U.S. bitcoin exchange operator Payward Inc said on Wednesday it will work on retrieving some millions of dollars lost by Tokyo-based Mt. Gox, once the world's largest bitcoin exchange before it collapsed in bankruptcy this year.
Kraken, Payward's bitcoin exchange, will assist Mt. Gox's Tokyo-court appointed trustee Nobuaki Kobayashi with investigating where the missing bitcoins are, along with eventually redistributing any that are found to creditors as part of a liquidation.
The partnership between Payward and Mt. Gox was approved by the Tokyo District Court on Wednesday. Kraken will not be paid for the arrangement but could win new clients as former account holders at Mt. Gox register to receive future distributions from the liquidation.

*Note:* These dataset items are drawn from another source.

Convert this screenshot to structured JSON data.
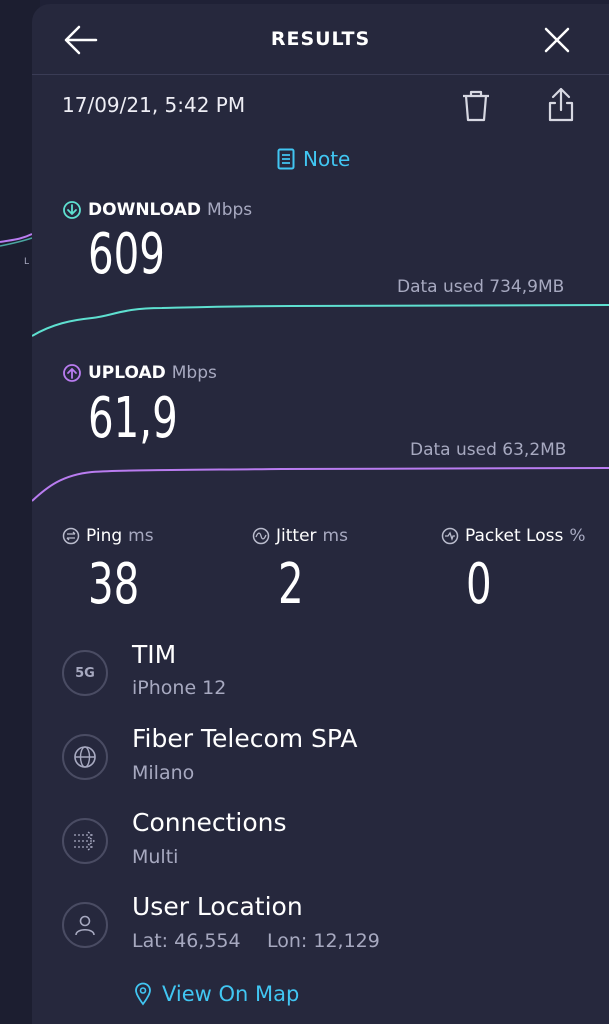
{
  "header": {
    "title": "RESULTS"
  },
  "date": "17/09/21, 5:42 PM",
  "note_label": "Note",
  "download": {
    "label": "DOWNLOAD",
    "unit": "Mbps",
    "value": "609",
    "data_used": "Data used 734,9MB",
    "color": "#5ee0d0"
  },
  "upload": {
    "label": "UPLOAD",
    "unit": "Mbps",
    "value": "61,9",
    "data_used": "Data used 63,2MB",
    "color": "#b97cf0"
  },
  "stats": {
    "ping": {
      "label": "Ping",
      "unit": "ms",
      "value": "38"
    },
    "jitter": {
      "label": "Jitter",
      "unit": "ms",
      "value": "2"
    },
    "packet_loss": {
      "label": "Packet Loss",
      "unit": "%",
      "value": "0"
    }
  },
  "info": {
    "carrier": {
      "badge": "5G",
      "title": "TIM",
      "subtitle": "iPhone 12"
    },
    "provider": {
      "title": "Fiber Telecom SPA",
      "subtitle": "Milano"
    },
    "connections": {
      "title": "Connections",
      "subtitle": "Multi"
    },
    "location": {
      "title": "User Location",
      "lat": "Lat: 46,554",
      "lon": "Lon: 12,129"
    }
  },
  "view_map_label": "View On Map",
  "background": {
    "tick_label": "L"
  },
  "colors": {
    "accent": "#41c6f2",
    "sheet": "#26283d",
    "background": "#1f2136"
  },
  "icons": [
    "back-arrow-icon",
    "close-icon",
    "trash-icon",
    "share-icon",
    "note-icon",
    "download-icon",
    "upload-icon",
    "ping-icon",
    "jitter-icon",
    "packet-loss-icon",
    "5g-icon",
    "globe-icon",
    "connections-icon",
    "user-icon",
    "location-pin-icon"
  ]
}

"We hope to revive bitcoin's reputation and create a healthy market for it, ultimately leading to profit for us," Ayako Miyaguchi, managing director of Kraken's Japanese operations, told reporters.
Once handling 80 percent of the world's bitcoin trades, Mt. Gox filed for bankruptcy in February in Tokyo after it lost 750,000 of its users' bitcoins and 100,000 of its own. Mark Karpeles, the 28 year-old French CEO of Mt. Gox, blamed hackers for the loss.
The lost funds represented the equivalent of $480 million at the time of the bankruptcy filing. Mt. Gox also said $28 million was "missing" from its Japanese bank accounts.
Karpeles later said he had recovered 200,000 of the lost bitcoins.
The collapse of Mt. Gox was a setback for a five-year-old virtual currency that proponents see as a still-developing alternative to traditional money.
Kraken, a San Francisco-based bitcoin exchange, announced in October that it was launching trading between bitcoin and the yen, saying it was the only major exchange to offer a dedicated bitcoin/yen order book.